Dua ibu rumah tangga masing-masing memiliki anggaran Rp 15.000 dan Rp 20.000 untuk berbelanja ke pasar, sementara ada seorang politisi yang mampu membeli buku hingga jutaan rupiah per bulan.
"Kita punya uang pas-pasan untuk membeli bawang lombok, tomat, kangkung," tutur Kristin yang memiliki dua anak.
Adapun Monik hanya membeli kangkung dan tomat. Sisa uang belanja itu digunakan untuk ongkos transportasi anaknya ke sekolah.
Dia menambahkan belanja ke pasar paling sering dua atau tiga kali sebulan.
Mereka mengaku jarang membeli lauk pauk karena memang tidak ada uang.
"Tahu toh kalau kami makan itu dengan ukuran dua tiga gelas beras per hari untuk lima orang," kata Monik.
"Tahu toh kalau kami makan itu dengan ukuran dua-tiga gelas beras per hari untuk lima orang."
Ibu Monik
Politisi ini sekarang mencalonkan diri menjadi anggota DPR RI dari Partai PKNU, setelah menjadi wakil rakyat daerah untuk dua masa jabatan lewat PKB.
Sebelum menjadi anggota DPRD, Fathor Rasjid adalah seorang guru.
"Dunia politik rasanya pas. Ada mirip-mirip dengan unsur pendidikan yaitu unsur yang mencerdaskan banyak orang. Bedanyakalau politisi mungkin sering terima komisi, kalau guru tidak ada komisinya barangkali," kata Fathor.
Dari penghasilan sebagai wakil rakyat dan usaha SPBU, dia bisa membeli buku hingga jutaan rupiah per bulan.
Selain itu, politisi ini juga menampung sekitar 100 anak yatim yang segala keperluannya ditanggung.
Ketimpangan sosial
Kisah ketua DPRD Jawa Timur, Fathor Rasjid dan dua ibu rumah tangga di Nusa Tenggara Timur di bagian awal tadi mungkin bisa digunakan untuk menggambarkan jurang antara kaum papa dan kaum kaya.

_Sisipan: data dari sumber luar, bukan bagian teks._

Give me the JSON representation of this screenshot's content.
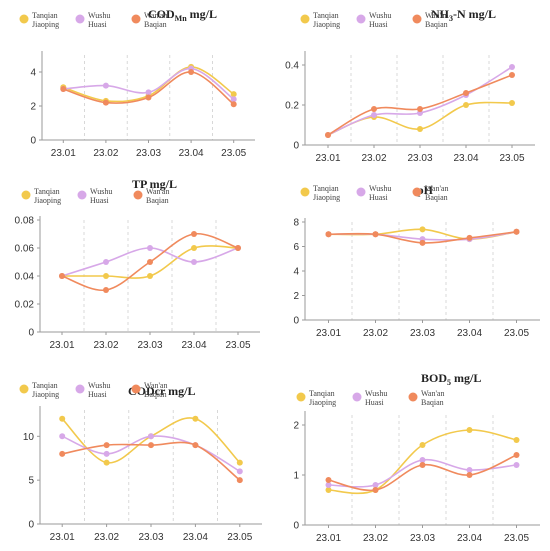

Koordinator Konsorsium Kemiskinan Kota, Wardah Hafidz mengatakan ketimpangan sosial di Indonesia saat ini sangat lebar.
Akan tetapi berdasarkan survei, kata Kepala Divisi Analisa Statistik, Badan Pusat Statistik, Kecuk Suhariyanto, ketimpangan sosial di Indonesia kecil.
"Posisi Indonesia saat ini sekitar 0,37. Ada ketimpangan tetapi boleh diklasifikasikan masih rendah," jelas Kecuk.
Bagaimanapun, survei BPS ini kesulitan menjangkau rumah tangga yang berada di garis paling atas.
Artinya, ada lapisan masyarakat paling kaya yang tidak terekam dalam survei.
Saat ini pendapatan per kapita penduduk Indonesia sekitar US$ 2.000 atau sekitar Rp 22.000.000.
Tim ahli Pusat Studi Ekonomi Kerakyatan, Universitas Gadjah Mada, Arie Sujito berpendapat, angka hasil rata-rata pendapatan orang miskin yang dominan dan orang kaya yang segelintir ini, tidak menyebar.